Compound Cytotoxicity Profiling Using Quantitative High-Throughput Screening
Environmental Health Perspectives, 2007
BACKGROUND: The propensity of compounds to produce adverse health effects in humans is generally evaluated using animal-based test methods. Such methods can be relatively expensive, lowthroughput, and associated with pain suffered by the treated animals. In addition, differences in species biology may confound extrapolation to human health effects. OBJECTIVE: The National Toxicology Program and the National Institutes of Health Chemical Genomics Center are collaborating to identify a battery of cell-based screens to prioritize compounds for further toxicologic evaluation. METHODS: A collection of 1,408 compounds previously tested in one or more traditional toxicologic assays were profiled for cytotoxicity using quantitative high-throughput screening (qHTS) in 13 human and rodent cell types derived from six common targets of xenobiotic toxicity (liver, blood, kidney, nerve, lung, skin). Selected cytotoxicants were further tested to define response kinetics.
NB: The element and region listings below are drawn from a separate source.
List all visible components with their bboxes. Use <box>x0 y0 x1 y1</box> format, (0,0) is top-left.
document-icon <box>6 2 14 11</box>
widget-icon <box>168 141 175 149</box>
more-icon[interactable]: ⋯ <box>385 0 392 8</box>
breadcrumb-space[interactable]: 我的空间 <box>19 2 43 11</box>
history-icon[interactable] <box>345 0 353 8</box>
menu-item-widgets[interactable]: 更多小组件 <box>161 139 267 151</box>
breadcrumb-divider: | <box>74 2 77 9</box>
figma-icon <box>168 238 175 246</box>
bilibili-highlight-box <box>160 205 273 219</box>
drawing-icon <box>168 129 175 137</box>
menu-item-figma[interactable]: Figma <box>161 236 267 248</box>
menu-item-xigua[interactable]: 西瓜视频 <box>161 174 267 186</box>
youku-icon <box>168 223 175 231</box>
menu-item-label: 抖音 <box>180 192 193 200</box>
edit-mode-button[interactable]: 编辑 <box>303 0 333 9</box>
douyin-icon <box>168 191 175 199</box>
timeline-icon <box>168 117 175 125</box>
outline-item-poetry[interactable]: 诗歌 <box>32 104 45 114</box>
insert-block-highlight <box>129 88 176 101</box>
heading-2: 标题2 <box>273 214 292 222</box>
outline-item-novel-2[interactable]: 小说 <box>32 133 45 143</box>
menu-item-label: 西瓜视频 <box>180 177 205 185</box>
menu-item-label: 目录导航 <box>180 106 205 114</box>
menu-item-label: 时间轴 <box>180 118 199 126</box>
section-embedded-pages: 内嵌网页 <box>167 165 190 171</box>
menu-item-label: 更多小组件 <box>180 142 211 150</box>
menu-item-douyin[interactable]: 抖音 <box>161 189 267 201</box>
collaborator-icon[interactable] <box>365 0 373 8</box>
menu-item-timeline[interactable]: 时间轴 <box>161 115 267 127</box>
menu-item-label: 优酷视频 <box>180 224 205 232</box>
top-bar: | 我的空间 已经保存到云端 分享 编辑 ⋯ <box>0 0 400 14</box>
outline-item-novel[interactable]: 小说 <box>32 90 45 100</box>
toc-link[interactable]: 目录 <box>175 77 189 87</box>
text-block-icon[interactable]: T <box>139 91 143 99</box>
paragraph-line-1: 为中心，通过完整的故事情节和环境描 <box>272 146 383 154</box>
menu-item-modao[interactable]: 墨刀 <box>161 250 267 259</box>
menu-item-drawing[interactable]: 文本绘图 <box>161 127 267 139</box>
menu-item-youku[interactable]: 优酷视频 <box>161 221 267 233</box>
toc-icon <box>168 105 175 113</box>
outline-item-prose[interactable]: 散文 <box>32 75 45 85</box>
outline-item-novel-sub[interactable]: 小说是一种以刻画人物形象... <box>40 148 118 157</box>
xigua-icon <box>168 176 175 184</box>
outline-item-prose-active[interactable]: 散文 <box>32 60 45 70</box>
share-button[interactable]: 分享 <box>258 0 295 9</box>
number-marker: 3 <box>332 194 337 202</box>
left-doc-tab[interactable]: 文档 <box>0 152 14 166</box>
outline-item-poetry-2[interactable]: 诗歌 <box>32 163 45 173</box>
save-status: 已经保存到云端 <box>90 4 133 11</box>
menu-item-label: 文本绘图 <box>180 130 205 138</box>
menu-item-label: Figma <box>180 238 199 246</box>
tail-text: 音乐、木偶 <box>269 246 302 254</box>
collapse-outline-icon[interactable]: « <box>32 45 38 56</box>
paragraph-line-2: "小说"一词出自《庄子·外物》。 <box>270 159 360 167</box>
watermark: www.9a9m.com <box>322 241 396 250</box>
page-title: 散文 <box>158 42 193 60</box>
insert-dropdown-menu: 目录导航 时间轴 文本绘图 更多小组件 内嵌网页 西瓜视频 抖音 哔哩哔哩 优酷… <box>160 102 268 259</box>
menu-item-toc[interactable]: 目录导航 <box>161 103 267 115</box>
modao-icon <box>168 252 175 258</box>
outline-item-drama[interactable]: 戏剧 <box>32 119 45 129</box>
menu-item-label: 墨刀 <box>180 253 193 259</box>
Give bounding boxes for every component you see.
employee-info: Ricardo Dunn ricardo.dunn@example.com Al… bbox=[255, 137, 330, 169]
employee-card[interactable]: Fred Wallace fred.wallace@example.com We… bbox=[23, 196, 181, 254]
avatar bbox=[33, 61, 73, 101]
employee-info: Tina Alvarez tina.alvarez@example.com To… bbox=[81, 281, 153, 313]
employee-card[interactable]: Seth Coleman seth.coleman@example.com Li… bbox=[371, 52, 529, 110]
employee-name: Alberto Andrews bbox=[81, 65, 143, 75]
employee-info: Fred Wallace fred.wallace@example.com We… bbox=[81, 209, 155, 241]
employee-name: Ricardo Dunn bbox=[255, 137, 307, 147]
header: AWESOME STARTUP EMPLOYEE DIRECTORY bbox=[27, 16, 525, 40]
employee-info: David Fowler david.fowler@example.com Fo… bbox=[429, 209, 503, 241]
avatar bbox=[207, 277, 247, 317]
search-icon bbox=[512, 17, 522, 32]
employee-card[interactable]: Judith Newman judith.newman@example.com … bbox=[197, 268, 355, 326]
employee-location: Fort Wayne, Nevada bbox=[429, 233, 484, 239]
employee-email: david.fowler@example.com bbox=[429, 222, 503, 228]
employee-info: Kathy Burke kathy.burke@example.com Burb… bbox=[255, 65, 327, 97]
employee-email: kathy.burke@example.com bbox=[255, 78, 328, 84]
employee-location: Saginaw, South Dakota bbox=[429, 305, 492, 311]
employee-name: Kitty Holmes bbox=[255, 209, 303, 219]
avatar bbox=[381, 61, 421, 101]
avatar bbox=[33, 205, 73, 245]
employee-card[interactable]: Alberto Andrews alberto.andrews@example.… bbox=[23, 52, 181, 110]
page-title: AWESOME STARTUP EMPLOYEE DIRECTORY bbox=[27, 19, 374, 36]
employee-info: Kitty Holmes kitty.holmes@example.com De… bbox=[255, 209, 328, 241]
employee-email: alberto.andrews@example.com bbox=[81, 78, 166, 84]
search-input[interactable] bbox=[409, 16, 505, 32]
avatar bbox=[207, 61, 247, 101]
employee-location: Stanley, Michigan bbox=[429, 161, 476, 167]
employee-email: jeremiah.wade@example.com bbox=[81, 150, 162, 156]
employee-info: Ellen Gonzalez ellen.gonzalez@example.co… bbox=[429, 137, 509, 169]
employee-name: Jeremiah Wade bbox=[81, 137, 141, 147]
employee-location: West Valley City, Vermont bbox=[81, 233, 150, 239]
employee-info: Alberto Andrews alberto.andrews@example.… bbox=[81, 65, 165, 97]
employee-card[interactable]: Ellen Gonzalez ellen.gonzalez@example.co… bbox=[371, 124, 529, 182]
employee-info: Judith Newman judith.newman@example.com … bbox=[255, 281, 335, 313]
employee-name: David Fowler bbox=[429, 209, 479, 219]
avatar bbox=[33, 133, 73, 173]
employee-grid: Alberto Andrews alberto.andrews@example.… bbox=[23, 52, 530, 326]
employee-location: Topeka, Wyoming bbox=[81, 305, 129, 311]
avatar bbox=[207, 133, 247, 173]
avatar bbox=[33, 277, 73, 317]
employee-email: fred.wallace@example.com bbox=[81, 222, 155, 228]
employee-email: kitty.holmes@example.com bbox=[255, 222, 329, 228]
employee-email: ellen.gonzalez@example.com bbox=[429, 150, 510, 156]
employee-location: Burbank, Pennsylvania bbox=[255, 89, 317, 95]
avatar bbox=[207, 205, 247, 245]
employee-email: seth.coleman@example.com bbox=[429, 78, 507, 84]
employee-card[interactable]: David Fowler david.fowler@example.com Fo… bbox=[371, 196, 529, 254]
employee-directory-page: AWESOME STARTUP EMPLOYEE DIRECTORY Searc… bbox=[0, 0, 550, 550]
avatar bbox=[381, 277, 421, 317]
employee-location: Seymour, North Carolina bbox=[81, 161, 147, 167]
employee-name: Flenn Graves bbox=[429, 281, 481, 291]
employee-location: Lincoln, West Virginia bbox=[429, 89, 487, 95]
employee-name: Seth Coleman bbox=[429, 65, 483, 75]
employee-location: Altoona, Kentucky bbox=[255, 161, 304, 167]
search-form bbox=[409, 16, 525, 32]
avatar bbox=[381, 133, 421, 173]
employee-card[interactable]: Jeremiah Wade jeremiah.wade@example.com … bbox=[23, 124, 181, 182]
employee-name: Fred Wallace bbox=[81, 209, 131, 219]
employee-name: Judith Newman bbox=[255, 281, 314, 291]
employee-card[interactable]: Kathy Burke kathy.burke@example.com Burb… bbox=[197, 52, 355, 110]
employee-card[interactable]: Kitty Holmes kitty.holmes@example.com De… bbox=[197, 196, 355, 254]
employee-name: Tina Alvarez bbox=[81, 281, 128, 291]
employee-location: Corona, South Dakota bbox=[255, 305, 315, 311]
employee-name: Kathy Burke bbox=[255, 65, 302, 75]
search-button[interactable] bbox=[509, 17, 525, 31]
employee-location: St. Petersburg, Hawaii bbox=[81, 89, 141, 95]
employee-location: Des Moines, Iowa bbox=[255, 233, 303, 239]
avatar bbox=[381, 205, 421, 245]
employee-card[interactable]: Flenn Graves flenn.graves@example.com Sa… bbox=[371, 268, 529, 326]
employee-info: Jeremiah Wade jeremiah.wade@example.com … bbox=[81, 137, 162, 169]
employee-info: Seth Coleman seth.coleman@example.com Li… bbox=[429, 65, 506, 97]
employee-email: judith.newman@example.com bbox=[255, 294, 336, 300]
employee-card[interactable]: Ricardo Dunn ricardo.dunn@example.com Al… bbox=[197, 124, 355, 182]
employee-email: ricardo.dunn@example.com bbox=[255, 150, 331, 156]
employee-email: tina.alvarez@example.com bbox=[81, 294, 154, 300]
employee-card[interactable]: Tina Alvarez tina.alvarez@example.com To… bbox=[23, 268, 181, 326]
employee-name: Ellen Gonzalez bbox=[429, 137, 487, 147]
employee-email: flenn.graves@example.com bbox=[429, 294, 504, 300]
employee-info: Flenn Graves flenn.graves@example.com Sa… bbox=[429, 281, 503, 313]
RESULTS: qHTS of these compounds produced robust and reproducible results, which allowed cross-compound, cross-cell type, and cross-species comparisons. Some compounds were cytotoxic to all cell types at similar concentrations, whereas others exhibited species-or cell type-specific cytotoxicity. Closely related cell types and analogous cell types in human and rodent frequently showed different patterns of cytotoxicity. Some compounds inducing similar levels of cytotoxicity showed distinct time dependence in kinetic studies, consistent with known mechanisms of toxicity. CONCLUSIONS: The generation of high-quality cytotoxicity data on this large library of known compounds using qHTS demonstrates the potential of this methodology to profile a much broader array of assays and compounds, which, in aggregate, may be valuable for prioritizing compounds for further toxicologic evaluation, identifying compounds with particular mechanisms of action, and potentially predicting in vivo biological response. KEY WORDS: 1,536-well, cell viability, NTP 1,408 compound library, PubChem, qHTS, RT-CES.